When contacted by Ars today, the SSA did not provide any new response to the Senate staff report but instead pointed us to the Bisignano letter that we wrote about last week.
“I can confirm, based on the agency’s thorough review, that neither the Numident database nor any of its data has been accessed, leaked, hacked, or shared in any unauthorized fashion,” Bisignano wrote in the letter. “SSA continuously monitors its systems for any signs of unauthorized access or data compromise, and we have not detected any such incidents involving the Numident database.”

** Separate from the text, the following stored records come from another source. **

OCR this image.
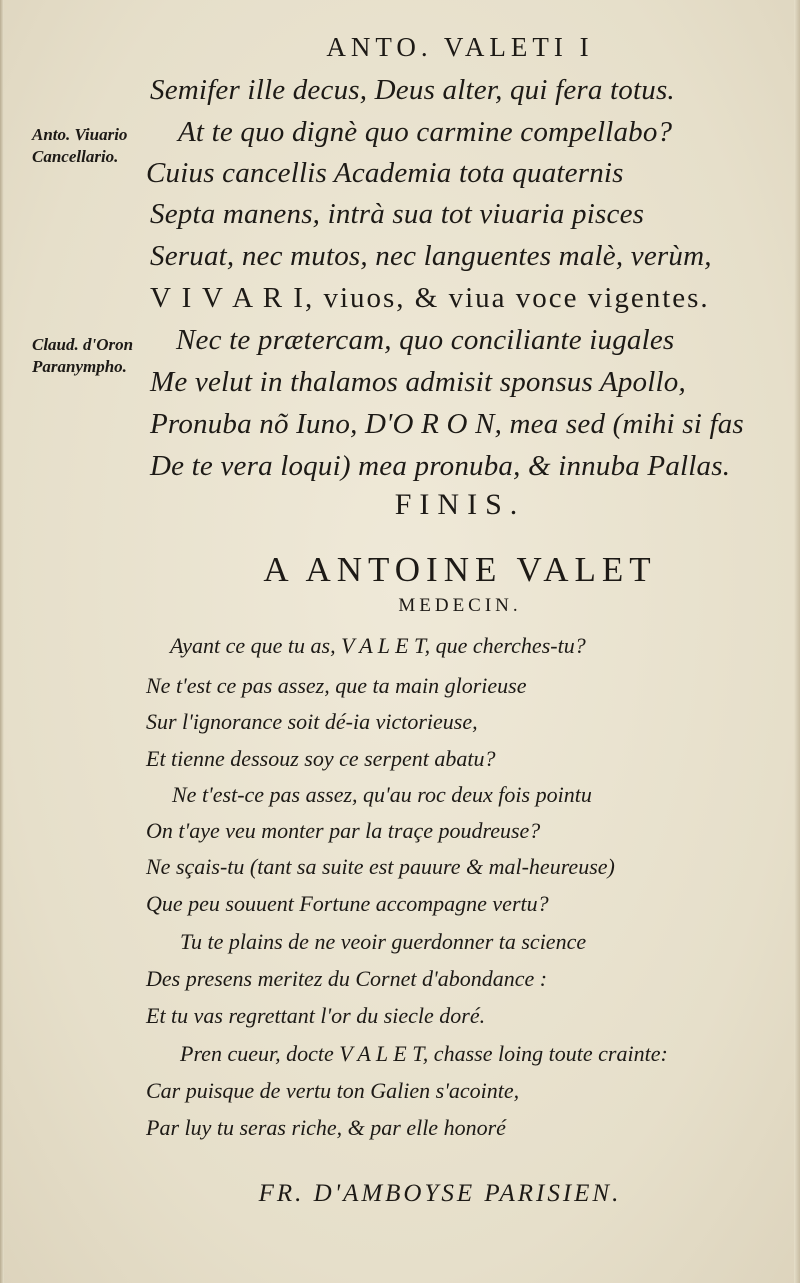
ANTO. VALETI I
Semifer ille decus, Deus alter, qui fera totus.
At te quo dignè quo carmine compellabo?
Cuius cancellis Academia tota quaternis
Septa manens, intrà sua tot viuaria pisces
Seruat, nec mutos, nec languentes malè, verùm,
V I V A R I, viuos, & viua voce vigentes.
Nec te prætercam, quo conciliante iugales
Me velut in thalamos admisit sponsus Apollo,
Pronuba nõ Iuno, D'O R O N, mea sed (mihi si fas
De te vera loqui) mea pronuba, & innuba Pallas.
Anto. Viuario Cancellario.
Claud. d'Oron Paranympho.
FINIS.
A ANTOINE VALET
MEDECIN.
Ayant ce que tu as, V A L E T, que cherches-tu?
Ne t'est ce pas assez, que ta main glorieuse
Sur l'ignorance soit dé-ia victorieuse,
Et tienne dessouz soy ce serpent abatu?
Ne t'est-ce pas assez, qu'au roc deux fois pointu
On t'aye veu monter par la traçe poudreuse?
Ne sçais-tu (tant sa suite est pauure & mal-heureuse)
Que peu souuent Fortune accompagne vertu?
Tu te plains de ne veoir guerdonner ta science
Des presens meritez du Cornet d'abondance :
Et tu vas regrettant l'or du siecle doré.
Pren cueur, docte V A L E T, chasse loing toute crainte:
Car puisque de vertu ton Galien s'acointe,
Par luy tu seras riche, & par elle honoré
FR. D'AMBOYSE PARISIEN.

An OPM spokesperson said in a statement provided to Ars today, “OPM takes its responsibility to safeguard federal personnel records seriously. This report recycles unfounded claims about so-called ‘DOGE teams’ that simply have never existed at OPM. Federal employees at OPM conduct their work in line with longstanding law, security, and compliance requirements. Instead of rehashing baseless allegations, Senate Democrats should focus their efforts on the real challenges facing the federal workforce. OPM remains committed to transparency, accountability, and delivering for the American people.”

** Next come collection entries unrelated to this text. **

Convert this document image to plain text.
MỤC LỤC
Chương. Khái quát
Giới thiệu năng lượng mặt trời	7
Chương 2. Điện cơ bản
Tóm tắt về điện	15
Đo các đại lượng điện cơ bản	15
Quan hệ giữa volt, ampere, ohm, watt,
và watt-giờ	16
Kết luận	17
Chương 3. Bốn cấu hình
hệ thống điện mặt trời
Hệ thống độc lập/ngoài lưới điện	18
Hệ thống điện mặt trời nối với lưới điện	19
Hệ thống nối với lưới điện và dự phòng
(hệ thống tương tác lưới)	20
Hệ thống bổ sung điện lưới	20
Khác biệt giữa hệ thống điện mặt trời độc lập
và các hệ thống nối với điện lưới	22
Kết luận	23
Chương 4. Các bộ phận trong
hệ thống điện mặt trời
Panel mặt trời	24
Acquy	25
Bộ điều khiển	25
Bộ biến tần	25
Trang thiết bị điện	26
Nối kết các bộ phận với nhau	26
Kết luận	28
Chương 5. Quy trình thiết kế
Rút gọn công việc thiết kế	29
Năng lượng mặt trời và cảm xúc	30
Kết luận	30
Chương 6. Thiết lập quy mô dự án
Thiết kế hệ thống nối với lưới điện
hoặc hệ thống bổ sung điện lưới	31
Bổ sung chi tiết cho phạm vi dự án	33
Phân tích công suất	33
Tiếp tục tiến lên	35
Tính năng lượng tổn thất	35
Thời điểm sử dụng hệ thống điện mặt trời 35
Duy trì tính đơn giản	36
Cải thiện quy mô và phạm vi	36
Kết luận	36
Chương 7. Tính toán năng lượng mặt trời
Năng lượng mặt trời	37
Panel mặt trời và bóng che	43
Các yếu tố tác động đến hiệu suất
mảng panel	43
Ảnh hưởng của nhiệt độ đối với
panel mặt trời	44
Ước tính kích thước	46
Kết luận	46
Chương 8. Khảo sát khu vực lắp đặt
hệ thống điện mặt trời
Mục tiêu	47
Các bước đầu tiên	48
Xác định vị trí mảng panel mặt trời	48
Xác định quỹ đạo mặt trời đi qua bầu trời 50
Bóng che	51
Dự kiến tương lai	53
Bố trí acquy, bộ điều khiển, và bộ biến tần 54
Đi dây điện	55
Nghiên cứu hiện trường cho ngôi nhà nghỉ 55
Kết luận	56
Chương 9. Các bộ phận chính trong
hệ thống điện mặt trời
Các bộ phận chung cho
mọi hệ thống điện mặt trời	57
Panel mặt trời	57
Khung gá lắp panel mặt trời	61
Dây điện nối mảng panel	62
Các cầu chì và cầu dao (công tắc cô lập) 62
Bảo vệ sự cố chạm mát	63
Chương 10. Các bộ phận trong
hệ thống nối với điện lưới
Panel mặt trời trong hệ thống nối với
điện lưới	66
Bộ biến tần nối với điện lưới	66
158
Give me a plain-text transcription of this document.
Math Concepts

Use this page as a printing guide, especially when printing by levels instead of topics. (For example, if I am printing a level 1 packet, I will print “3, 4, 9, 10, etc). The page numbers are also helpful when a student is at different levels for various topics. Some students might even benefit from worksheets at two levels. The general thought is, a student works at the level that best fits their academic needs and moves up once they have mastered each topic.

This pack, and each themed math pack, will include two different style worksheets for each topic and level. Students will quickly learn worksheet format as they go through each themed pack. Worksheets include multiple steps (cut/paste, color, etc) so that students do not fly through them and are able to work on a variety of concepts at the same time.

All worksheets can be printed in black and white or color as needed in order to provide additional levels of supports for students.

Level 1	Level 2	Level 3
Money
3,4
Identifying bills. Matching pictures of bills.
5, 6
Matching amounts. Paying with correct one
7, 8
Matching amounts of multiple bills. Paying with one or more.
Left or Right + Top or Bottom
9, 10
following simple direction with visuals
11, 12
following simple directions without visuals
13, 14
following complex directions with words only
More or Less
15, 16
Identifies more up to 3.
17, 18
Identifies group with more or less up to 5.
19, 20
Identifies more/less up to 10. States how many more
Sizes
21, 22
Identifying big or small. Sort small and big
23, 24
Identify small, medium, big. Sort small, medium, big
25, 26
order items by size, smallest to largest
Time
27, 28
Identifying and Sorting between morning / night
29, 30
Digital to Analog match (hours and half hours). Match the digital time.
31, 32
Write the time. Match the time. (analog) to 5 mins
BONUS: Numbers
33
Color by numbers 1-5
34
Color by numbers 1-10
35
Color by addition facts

We contacted the GSA today and will update this article if it provides a response.
Report warns adversaries could hack database
While there’s no reported breach, the Senate Democratic report warned that the SSA’s cloud environment could be hacked by foreign adversaries, including “Russia, China, and Iran, who regularly attempt cyber attacks on the US government and critical infrastructure.”

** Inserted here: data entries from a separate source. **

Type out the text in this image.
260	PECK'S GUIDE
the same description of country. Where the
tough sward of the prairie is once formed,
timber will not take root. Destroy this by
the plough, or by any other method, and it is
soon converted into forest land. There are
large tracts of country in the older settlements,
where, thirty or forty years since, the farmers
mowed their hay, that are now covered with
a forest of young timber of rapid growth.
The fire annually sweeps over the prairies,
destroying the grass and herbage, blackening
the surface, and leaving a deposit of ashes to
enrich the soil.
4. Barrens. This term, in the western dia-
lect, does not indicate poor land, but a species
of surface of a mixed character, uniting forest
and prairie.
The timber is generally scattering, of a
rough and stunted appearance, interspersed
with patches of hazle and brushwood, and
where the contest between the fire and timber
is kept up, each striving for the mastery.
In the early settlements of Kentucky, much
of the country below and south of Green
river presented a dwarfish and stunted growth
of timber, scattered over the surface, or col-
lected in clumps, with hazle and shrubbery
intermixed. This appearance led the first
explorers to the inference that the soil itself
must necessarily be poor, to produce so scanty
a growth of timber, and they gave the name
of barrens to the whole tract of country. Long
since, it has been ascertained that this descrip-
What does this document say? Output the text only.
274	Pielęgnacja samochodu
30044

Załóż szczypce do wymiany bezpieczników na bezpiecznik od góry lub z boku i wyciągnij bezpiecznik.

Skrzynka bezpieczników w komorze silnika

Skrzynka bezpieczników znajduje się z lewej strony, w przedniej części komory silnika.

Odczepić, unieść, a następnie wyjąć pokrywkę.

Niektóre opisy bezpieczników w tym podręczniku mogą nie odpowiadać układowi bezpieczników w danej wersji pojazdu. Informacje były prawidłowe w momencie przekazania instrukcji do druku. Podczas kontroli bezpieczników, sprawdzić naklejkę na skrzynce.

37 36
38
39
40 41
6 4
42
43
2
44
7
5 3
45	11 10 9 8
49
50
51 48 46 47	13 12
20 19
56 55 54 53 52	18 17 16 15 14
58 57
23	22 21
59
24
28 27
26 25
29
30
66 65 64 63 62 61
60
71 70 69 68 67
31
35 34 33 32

The report urged the Trump administration to “immediately shut down the new cloud environment at SSA that contains NUMIDENT data,” and take other actions such as revoking DOGE access to personal data “until agencies certify that all agency personnel are in compliance with the Federal Information Security Management Act (FISMA), the Privacy Act, the Federal Records Act.” But Democrats’ ability to influence the administration is limited at best, particularly with Republicans holding majorities in both the House and Senate.
DOGE sought access to Social Security data as part of an effort to uncover evidence of fraud. A federal judge wrote in March that DOGE “is essentially engaged in a fishing expedition at SSA, in search of a fraud epidemic, based on little more than suspicion.” In June, the Supreme Court allowed DOGE to access SSA records, overturning lower-court decisions that imposed some limits on data access.